Seeing Blood In The Toilet

Seeing blood in the toilet or on toilet paper can be a frightening experience for anyone. It is strongly recommended that anytime you experience rectal bleeding, you have it evaluated by a physician. Early detection of this issue helps with prevention of severe damage. For example, with colonoscopy, we can remove precancerous polyps from your colon and prevent them from developing into cancer. The key is not to wait and think that something common like hemorrhoids are causing the rectal bleeding and will go away over time with no long term effects.


Blood in your stool means that there is bleeding somewhere in your digestive tract. The most common causes of rectal bleeding are:

  • Hemorrhoids
  • Anal fissure
  • Colon polyps
  • Colon cancer
  • Diverticulosis
  • Ulcerative colitis
  • Crohn’s Disease
Also, bleeding from higher up in the digestive tract such as the stomach or small bowel can produce black tarry bowel movements, which can be severe and needs to be evaluated by a gastroenterologist.


Rectal bleeding may be caused by benign conditions like hemorrhoids, but this can only be determined by a thorough examination. This examination could include some tests to determine the cause of the rectal bleeding.
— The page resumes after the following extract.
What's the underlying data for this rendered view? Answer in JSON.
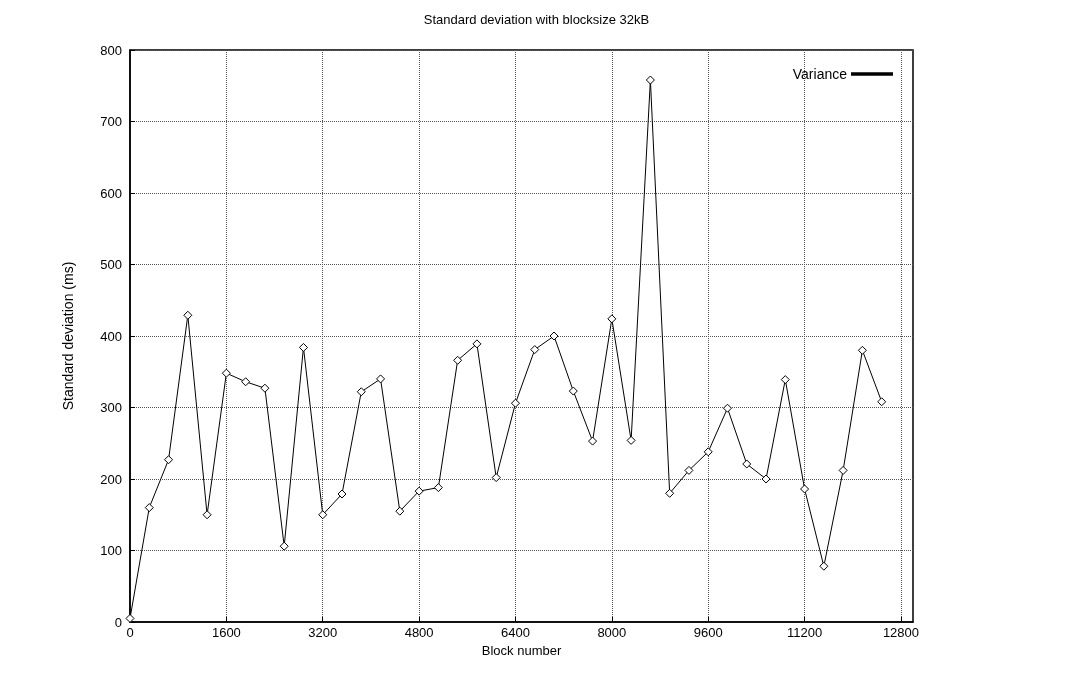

The type of exam used will depend on several factors like your age, symptoms, family history and your medical history.

What are the tests for rectal bleeding?

The three most common tests are:

  • Rectal examination – this is the easiest test to perform and is done in the office and sometimes can detect the cause of bleeding with no further examination
  • Anoscopy – this can be performed the same time as your office visit with no prep and minimal discomfort. It involves inserting a small speculum to inspect the anus and lower rectum in the office. It is a quick procedure which requires no sedation and is useful to evaluate hemorrhoids
  • Colonoscopy – this procedure allows your doctor to examine the entire colon for any potential causes of rectal bleeding.